Now and again she caught scraps of words, whispers spoken as though to an unseen accomplice. “Change does not come easily. …Let me not speak of torment, who sinned so grievously…. Fate guides her movements.”

All at once, he threw back his head. By the light of that simple lamp she saw such a look of bliss transform his face that she might as well have caught him in the act of lovemaking.

Ai, God, if only she knew how to bind such emotion in, gather it all to herself. People were so weak, and so transparent. Even as cunning a man as Hugh in the end wasted his substance in the throes of ecstasy. Yet his yearning was as rich as cream, and she could not help but drink it down as his lips parted and he sighed as does a man who has at last achieved his heart’s desire and the fulfillment of his most pressing physical need.
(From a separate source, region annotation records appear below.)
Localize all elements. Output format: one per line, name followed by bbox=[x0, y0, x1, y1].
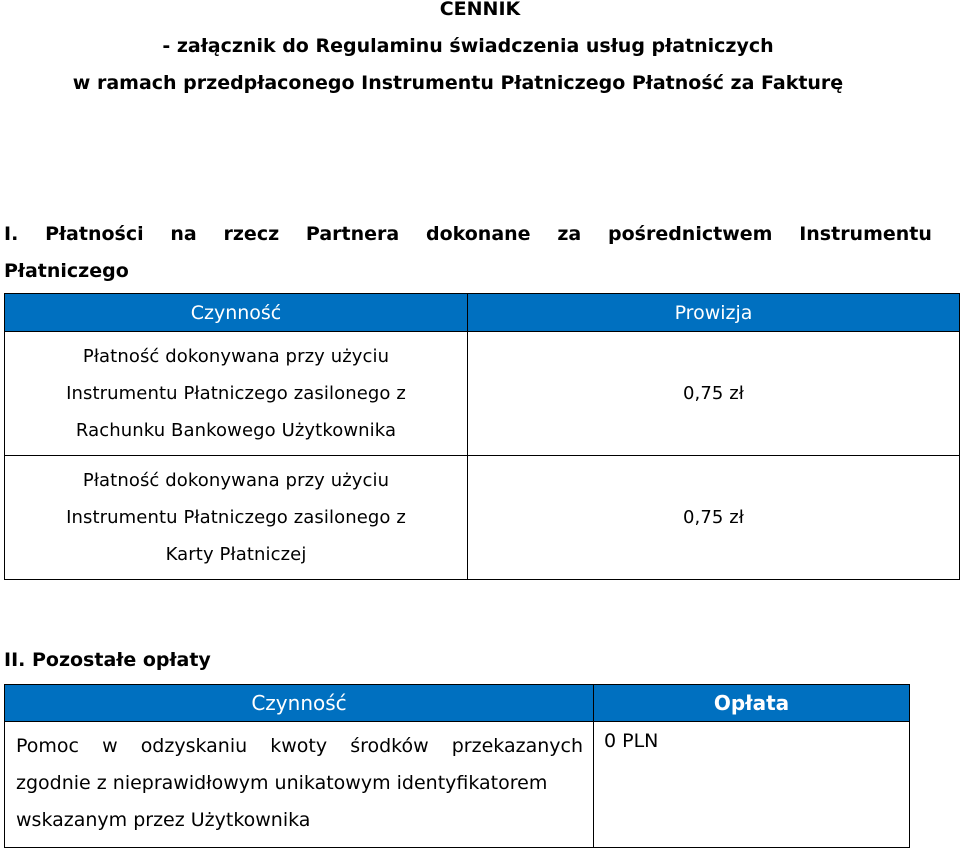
activity-line: Instrumentu Płatniczego zasilonego z bbox=[66, 383, 406, 404]
activity-line: Karty Płatniczej bbox=[165, 544, 307, 565]
activity-cell bbox=[5, 456, 468, 580]
commission-cell: 0,75 zł bbox=[468, 332, 960, 456]
table-header-row bbox=[5, 294, 960, 332]
commission-table bbox=[4, 293, 960, 580]
activity-cell bbox=[5, 332, 468, 456]
table-row bbox=[5, 722, 910, 848]
fee-value: 0 PLN bbox=[604, 730, 659, 752]
section2-heading: II. Pozostałe opłaty bbox=[4, 649, 211, 671]
section1-heading-word: Instrumentu bbox=[799, 223, 932, 245]
section1-heading-word: na bbox=[170, 223, 197, 245]
activity-cell bbox=[5, 722, 594, 848]
activity-line: Instrumentu Płatniczego zasilonego z bbox=[66, 507, 406, 528]
column-header-fee: Opłata bbox=[594, 685, 910, 722]
page-subtitle-line1: - załącznik do Regulaminu świadczenia usług płatniczych bbox=[162, 35, 774, 57]
activity-word: odzyskaniu bbox=[140, 735, 248, 757]
activity-word: środków bbox=[350, 735, 429, 757]
table-row bbox=[5, 456, 960, 580]
section1-heading-word: I. bbox=[4, 223, 19, 245]
activity-word: kwoty bbox=[270, 735, 328, 757]
activity-line bbox=[16, 728, 583, 765]
activity-word: w bbox=[102, 735, 118, 757]
section1-heading-word: Płatności bbox=[45, 223, 144, 245]
section1-heading bbox=[4, 221, 932, 247]
activity-word: Pomoc bbox=[16, 735, 79, 757]
page-title: CENNIK bbox=[439, 0, 521, 20]
activity-line: Płatność dokonywana przy użyciu bbox=[82, 470, 390, 491]
section1-heading-word: Partnera bbox=[305, 223, 400, 245]
column-header-activity: Czynność bbox=[5, 685, 594, 722]
section1-heading-word: pośrednictwem bbox=[607, 223, 773, 245]
activity-line: zgodnie z nieprawidłowym unikatowym identyfikatorem bbox=[16, 772, 548, 794]
column-header-commission: Prowizja bbox=[468, 294, 960, 332]
activity-line: Płatność dokonywana przy użyciu bbox=[82, 346, 390, 367]
activity-line: Rachunku Bankowego Użytkownika bbox=[75, 420, 397, 441]
column-header-activity: Czynność bbox=[5, 294, 468, 332]
section1-heading-word: za bbox=[557, 223, 582, 245]
table-header-row bbox=[5, 685, 910, 722]
page-subtitle-line2: w ramach przedpłaconego Instrumentu Płatniczego Płatność za Fakturę bbox=[72, 72, 844, 94]
activity-line: wskazanym przez Użytkownika bbox=[16, 809, 311, 831]
section1-heading-word: dokonane bbox=[425, 223, 531, 245]
commission-cell: 0,75 zł bbox=[468, 456, 960, 580]
activity-word: przekazanych bbox=[451, 735, 583, 757]
table-row bbox=[5, 332, 960, 456]
section1-heading-word: rzecz bbox=[223, 223, 280, 245]
other-fees-table bbox=[4, 684, 910, 848]
fee-cell bbox=[594, 722, 910, 848]
section1-heading-line2: Płatniczego bbox=[4, 260, 129, 282]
“Ai, Liath,” he murmured, like a caress. Like rapture.

Antonia licked her lips.

He jerked back, eyes snapping open. He looked surprised, almost bewildered, but the moment passed quickly and with a grimace he gripped the ribbon tightly and shut his eyes again, mastering himself. The ribbon twisted weakly in his hands. A pale thread of aetherical light stabbed down, as though from the heavens, winding down along his arm and weaving itself back into the substance of the ribbon. The lamp flared hotly, and he winced in pain.

“Damn!” he swore as the ribbon came alive, contorting and thrashing like a snake trying to escape its captor, but he had too tight a hold on it as he murmured words of binding. For an instant she could actually see the bound daimone writhing within the confines of the silk ribbon before he tucked it away into his sleeve.

Standing, he was shaking, shaken by his unseen encounter, too distressed to take any notice of his surroundings as he tucked his book under his arm and hurried out of the chapel as though to escape an inferno.

He had learned to conceal from others the emotion that blazed in his heart. But Antonia knew how to watch and to listen, how to find out just those secrets that would serve her best when the time came, finally, for her to act. Anne’s scope, for all her power, was too narrow. Anne thought only of the coming cataclysm, not of what could be built out of its ashes.

Antonia did not intend to make that mistake, but she knew she would have to have allies, whether willing or not.